Normalement on devrait se réjouir de l’ouverture d’une nouvelle église, et d’un afflux de fidèles. On s’en réjouit d’une certaine façon, mais c’est surtout dramatique, car ces chrétiens fuient l’Etat islamique et ils vont manquer au Proche Orient.
J’avais rencontré Mgr Petrus Yousif, le vicaire patriarcal chaldéen, dans ce qui était alors l’unique lieu de culte chaldéen de la région parisienne, Notre-Dame de Chaldée, dans le nord de Paris. C’était alors que se construisait l’église de Sarcelles, en février 2003, juste avant l’invasion américaine de l’Irak. Je me souviendrai toujours du regard de Mgr Yousif, ce désarroi, cette panique pour son peuple, car il savait que l’intervention américaine allait être une énorme catastrophe pour les chrétiens d’Irak et pour la stabilité de toute la région.
Naturellement, il est heureux que les chaldéens qui se réfugient chez nous puissent avoir leurs églises. Ceux de la région lyonnaise n’ont hélas pas cette chance puisque le cardinal Barbarin a fait construire une église latine dont les fidèles sont essentiellement des chaldéens ; or la liturgie chaldéenne demande une disposition spécifique des lieux.

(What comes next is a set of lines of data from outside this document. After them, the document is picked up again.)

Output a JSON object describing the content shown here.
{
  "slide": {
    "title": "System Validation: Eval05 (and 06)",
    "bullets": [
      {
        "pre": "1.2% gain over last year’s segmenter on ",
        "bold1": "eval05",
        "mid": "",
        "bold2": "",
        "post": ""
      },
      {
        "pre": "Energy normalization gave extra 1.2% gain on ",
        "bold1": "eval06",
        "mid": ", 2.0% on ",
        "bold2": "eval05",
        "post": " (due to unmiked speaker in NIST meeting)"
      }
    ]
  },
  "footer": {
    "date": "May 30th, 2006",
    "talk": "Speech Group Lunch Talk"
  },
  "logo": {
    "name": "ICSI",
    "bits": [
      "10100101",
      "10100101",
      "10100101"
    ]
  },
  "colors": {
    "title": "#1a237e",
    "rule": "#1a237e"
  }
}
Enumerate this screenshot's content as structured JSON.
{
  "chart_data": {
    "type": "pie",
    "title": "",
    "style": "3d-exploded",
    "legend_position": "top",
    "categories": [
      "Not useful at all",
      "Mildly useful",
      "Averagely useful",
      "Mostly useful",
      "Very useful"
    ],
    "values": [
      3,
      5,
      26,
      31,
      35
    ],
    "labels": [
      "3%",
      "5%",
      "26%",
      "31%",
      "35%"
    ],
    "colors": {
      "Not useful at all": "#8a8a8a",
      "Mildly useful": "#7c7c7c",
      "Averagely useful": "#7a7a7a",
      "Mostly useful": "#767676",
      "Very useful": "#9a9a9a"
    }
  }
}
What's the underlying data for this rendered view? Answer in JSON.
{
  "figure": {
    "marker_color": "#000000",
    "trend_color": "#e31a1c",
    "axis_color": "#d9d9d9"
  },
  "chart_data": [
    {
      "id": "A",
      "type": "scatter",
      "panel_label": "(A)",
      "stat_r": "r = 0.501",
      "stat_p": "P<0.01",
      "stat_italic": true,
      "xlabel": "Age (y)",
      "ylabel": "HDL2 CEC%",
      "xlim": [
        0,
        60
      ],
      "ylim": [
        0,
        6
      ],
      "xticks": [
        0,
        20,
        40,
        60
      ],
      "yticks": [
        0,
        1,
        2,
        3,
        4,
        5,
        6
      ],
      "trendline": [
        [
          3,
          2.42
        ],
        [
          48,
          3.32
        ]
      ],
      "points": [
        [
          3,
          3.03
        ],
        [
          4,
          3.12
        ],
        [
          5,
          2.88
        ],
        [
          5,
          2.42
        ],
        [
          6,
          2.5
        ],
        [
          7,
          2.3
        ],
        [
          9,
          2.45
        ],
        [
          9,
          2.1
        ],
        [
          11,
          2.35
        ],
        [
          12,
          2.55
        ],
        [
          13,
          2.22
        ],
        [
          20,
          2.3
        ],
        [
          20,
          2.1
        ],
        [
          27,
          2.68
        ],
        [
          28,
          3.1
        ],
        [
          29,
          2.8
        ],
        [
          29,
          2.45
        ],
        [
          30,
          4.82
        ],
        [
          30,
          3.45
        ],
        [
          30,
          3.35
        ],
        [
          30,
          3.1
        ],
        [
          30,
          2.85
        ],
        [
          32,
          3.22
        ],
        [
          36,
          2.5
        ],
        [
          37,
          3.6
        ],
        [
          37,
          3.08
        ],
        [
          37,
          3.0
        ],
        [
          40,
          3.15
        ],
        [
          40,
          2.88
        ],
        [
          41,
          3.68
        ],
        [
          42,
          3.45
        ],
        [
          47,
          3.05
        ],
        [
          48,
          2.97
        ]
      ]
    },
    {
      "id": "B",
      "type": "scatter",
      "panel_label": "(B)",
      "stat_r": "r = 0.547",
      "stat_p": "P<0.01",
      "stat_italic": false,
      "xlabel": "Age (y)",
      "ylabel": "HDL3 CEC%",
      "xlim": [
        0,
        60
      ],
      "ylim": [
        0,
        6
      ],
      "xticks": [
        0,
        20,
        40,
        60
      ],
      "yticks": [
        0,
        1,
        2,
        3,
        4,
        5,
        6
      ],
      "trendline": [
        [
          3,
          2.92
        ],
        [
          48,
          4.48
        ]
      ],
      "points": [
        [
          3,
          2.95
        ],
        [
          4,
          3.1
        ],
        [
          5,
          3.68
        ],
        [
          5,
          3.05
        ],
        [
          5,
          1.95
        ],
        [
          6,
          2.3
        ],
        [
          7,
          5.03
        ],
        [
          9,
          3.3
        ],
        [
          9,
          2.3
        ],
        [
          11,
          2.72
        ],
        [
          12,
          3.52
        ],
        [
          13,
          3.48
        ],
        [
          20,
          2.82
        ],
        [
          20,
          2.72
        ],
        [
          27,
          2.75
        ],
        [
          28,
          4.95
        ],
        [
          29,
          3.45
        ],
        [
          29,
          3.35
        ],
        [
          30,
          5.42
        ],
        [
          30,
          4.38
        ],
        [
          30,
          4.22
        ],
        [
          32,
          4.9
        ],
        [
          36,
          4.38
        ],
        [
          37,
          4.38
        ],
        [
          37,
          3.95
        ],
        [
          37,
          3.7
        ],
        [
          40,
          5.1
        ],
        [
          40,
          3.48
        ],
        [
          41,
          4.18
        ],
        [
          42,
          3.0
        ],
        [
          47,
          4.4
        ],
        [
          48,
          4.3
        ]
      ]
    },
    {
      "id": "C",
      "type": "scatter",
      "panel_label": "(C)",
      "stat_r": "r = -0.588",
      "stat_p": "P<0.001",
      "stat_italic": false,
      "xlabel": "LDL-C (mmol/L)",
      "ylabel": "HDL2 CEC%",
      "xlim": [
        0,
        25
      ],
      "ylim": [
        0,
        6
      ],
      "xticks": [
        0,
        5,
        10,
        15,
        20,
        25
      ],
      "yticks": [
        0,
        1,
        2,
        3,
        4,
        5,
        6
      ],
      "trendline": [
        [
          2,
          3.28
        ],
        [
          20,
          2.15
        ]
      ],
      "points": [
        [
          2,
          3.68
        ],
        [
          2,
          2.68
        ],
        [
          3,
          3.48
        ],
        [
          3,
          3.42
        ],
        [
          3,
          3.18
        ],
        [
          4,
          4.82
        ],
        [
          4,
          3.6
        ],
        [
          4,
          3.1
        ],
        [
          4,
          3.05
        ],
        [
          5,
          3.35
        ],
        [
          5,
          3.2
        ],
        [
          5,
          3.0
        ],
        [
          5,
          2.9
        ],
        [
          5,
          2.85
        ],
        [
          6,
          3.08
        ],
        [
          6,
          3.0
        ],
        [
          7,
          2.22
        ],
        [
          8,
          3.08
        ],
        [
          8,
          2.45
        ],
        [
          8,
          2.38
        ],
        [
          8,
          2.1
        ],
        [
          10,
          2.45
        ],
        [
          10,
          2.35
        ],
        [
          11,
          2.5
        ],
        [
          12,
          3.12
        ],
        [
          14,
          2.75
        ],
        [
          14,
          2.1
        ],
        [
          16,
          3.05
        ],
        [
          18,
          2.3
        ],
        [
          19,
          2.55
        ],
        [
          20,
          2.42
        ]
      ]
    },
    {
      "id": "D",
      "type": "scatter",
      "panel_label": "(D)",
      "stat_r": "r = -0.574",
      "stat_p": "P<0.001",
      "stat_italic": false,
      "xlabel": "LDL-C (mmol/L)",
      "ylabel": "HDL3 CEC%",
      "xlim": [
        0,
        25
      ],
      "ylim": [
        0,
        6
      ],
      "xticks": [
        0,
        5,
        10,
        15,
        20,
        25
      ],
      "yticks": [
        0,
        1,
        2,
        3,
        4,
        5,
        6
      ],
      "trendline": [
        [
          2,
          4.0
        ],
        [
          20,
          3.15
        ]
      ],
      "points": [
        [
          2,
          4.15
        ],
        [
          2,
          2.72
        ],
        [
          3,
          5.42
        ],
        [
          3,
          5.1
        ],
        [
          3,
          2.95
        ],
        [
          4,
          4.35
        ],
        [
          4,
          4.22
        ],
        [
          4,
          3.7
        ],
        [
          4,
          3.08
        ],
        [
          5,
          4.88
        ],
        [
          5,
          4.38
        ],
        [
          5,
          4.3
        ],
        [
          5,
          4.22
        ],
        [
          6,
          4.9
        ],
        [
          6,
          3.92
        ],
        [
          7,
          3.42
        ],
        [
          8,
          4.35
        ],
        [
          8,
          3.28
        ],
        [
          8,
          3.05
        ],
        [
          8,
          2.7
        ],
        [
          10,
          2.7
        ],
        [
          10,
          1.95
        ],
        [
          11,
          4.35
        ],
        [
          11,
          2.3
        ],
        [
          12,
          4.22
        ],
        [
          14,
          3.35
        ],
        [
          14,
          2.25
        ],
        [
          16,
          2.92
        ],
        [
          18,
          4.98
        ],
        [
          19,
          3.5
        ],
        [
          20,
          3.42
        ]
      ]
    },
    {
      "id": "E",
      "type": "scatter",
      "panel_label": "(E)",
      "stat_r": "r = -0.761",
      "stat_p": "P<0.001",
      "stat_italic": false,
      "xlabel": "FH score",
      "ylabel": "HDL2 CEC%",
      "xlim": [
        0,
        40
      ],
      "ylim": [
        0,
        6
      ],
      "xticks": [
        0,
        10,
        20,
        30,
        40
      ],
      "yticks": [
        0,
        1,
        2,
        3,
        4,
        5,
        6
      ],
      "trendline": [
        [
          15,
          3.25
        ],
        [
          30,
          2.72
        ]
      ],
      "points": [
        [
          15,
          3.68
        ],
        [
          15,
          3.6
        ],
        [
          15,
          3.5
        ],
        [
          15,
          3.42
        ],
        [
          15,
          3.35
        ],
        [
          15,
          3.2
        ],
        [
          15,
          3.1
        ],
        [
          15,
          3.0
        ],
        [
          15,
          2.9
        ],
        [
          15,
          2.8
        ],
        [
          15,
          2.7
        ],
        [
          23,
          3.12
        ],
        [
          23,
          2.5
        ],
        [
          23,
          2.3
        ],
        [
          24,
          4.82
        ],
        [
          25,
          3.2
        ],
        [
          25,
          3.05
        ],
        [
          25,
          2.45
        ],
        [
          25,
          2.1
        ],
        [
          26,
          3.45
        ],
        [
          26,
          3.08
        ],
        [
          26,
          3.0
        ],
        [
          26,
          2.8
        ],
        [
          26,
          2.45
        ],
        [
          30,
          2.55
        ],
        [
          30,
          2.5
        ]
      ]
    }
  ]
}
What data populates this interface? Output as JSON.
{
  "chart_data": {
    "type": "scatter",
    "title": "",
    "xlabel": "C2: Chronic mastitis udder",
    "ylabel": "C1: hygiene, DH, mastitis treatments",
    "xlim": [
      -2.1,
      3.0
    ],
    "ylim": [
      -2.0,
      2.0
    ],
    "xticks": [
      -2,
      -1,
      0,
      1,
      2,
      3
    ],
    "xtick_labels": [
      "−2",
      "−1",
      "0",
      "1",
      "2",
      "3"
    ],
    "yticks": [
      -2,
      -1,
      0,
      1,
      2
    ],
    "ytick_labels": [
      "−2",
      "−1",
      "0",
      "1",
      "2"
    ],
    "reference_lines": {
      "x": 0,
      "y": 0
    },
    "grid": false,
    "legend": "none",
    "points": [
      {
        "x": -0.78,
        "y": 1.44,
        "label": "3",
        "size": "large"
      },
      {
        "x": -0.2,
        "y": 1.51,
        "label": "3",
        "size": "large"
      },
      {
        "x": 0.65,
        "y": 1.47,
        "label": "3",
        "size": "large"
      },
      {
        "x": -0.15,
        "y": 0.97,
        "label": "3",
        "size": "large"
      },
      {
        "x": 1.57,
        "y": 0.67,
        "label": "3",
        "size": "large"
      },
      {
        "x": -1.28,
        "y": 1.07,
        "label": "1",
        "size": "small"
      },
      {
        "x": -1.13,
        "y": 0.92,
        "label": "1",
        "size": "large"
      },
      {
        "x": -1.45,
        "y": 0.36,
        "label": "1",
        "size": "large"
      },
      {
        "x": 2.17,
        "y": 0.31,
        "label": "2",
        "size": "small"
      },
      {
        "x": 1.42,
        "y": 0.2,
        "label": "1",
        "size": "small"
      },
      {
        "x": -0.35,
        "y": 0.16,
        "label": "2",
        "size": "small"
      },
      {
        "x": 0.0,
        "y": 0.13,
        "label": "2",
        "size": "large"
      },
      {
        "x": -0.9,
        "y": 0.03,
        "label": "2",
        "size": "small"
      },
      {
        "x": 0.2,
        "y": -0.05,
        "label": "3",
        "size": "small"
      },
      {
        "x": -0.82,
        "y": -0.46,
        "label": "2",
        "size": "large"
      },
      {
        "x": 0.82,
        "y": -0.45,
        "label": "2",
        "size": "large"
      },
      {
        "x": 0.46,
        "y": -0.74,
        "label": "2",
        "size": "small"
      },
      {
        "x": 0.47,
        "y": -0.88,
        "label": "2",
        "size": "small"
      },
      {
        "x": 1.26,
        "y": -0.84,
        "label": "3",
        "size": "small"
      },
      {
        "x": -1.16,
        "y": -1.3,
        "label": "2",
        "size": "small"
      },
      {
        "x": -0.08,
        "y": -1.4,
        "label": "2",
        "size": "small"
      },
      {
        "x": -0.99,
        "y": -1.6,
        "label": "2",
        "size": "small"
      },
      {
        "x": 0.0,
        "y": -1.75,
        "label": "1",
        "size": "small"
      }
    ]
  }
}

D’autre part, ayant connu quelques-uns des chaldéens de Sarcelles (de deuxième ou troisième génération, venant de l’est de la Turquie) qui étaient au Front national, je sais à quel point ils peuvent s’intégrer tout en gardant leur identité (comme les arméniens). Et ces chrétiens-là sont hyper-vaccinés contre toute bienveillance maladive envers l’islam : ils savent dans leur chair ce qu’est l’islam réel.
Mais on ne peut pas se réjouir de la perspective d’un Proche Orient sans chrétiens. D’une Chaldée sans chaldéens. D’une Assyrie sans assyriens.